Pow(x, n)

Problem Statement: Implement pow(x, n), which calculates x raised to the power n (i.e., x^n).

1. Clarify the problem:

• Can the input values be negative?
• Can the input values be floating-point numbers?

2. Analyze the problem:

• Input: Floating-point number x, integer n
• Output: Floating-point number representing x raised to the power n
• Constraints:
  • -100.0 < x < 100.0
  • -2^31 <= n <= 2^31-1

3. Design an algorithm:

• We can solve this problem using a recursive approach.
• If the exponent n is 0, we return 1.
• If the exponent n is negative, we calculate 1 divided by x raised to the power -n.
• If the exponent n is positive, we divide the problem into subproblems:
  • If n is even, we calculate x raised to the power n/2 and square the result.
  • If n is odd, we calculate x raised to the power n-1 recursively and multiply it by x.

4. Explain your approach:

• We will use a recursive approach to calculate the power of x.
• We divide the problem into smaller subproblems by recursively calculating x raised to the power n/2.
• Based on the parity of n, we perform different operations to obtain the final result.
• This approach reduces the number of multiplications required to calculate the power of x.

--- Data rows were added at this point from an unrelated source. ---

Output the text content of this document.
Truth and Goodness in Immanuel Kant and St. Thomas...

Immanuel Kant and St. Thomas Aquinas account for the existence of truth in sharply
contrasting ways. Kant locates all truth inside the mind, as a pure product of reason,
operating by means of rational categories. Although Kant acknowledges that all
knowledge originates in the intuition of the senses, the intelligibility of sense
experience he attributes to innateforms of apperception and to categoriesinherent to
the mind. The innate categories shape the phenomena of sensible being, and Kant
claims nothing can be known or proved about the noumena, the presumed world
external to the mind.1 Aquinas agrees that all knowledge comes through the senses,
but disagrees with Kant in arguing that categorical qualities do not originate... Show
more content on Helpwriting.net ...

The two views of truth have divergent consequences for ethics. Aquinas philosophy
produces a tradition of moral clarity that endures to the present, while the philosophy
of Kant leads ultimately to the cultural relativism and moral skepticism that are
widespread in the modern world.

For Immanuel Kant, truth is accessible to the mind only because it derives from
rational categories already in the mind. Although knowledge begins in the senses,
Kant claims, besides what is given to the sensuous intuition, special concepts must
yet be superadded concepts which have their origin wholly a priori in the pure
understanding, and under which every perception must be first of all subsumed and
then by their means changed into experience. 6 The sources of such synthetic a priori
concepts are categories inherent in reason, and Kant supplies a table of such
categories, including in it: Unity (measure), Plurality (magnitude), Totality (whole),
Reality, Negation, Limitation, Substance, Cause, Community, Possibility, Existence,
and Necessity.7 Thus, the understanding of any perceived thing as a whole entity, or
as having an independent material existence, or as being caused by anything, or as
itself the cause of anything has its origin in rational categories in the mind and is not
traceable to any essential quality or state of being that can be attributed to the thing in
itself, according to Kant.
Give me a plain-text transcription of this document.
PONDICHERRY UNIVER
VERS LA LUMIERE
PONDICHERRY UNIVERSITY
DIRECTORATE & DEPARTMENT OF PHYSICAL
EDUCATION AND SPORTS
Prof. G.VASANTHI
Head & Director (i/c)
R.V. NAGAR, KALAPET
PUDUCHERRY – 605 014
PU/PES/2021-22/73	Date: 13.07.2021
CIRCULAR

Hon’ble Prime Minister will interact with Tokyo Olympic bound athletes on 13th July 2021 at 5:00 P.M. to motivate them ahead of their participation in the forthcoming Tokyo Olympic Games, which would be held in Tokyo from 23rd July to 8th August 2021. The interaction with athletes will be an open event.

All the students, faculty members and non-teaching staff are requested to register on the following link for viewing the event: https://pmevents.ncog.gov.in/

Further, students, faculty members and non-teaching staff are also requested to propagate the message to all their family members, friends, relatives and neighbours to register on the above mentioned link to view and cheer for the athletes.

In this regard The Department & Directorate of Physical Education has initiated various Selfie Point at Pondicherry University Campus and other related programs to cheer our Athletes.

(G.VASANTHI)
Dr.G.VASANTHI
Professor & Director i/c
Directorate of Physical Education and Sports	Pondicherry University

5. Write clean and readable code:

python

class Solution:
    def myPow(self, x: float, n: int) -> float:
        if n == 0:
            return 1.0
        
        if n < 0:
            x = 1.0 / x
            n = -n
        
        return self.powHelper(x, n)
    
    def powHelper(self, x: float, n: int) -> float:
        if n == 1:
            return x
        
        if n % 2 == 0:
            subproblem = self.powHelper(x, n // 2)
            return subproblem * subproblem
        else:
            subproblem = self.powHelper(x, n - 1)
            return x * subproblem

6. Test your code: I will test the code with the following test cases:

• Test case 1: x = 2.0, n = 10
• Test case 2: x = 2.1, n = 3
• Test case 3: x = 2.0, n = -2

python

solution = Solution()
print(solution.myPow(2.0, 10))  # Expected output: 1024.0
print(solution.myPow(2.1, 3))  # Expected output: 9.261
print(solution.myPow(2.0, -2))  # Expected output: 0.25

7. Optimize if necessary: The provided algorithm is already quite efficient with a time complexity of O(log n) since we divide the problem into subproblems of size n/2 at each step.

8. Handle error cases: The code handles the following error cases:

• If the exponent n is 0, it returns 1.0.
• If the exponent n is negative, it calculates 1 divided by x raised to the power -n.
• The code does not handle invalid inputs for x since the problem statement specifies the input range.

9. Discuss complexity analysis:

• The time complexity of the algorithm is O(log n) since we divide the problem into subproblems of size n/2 at each step.
• The space complexity is O(log n) due to the recursive calls, as the maximum depth of the recursion is log n.
• The algorithm efficiently calculates the power of x by dividing the problem into smaller subproblems, resulting in a relatively low time complexity.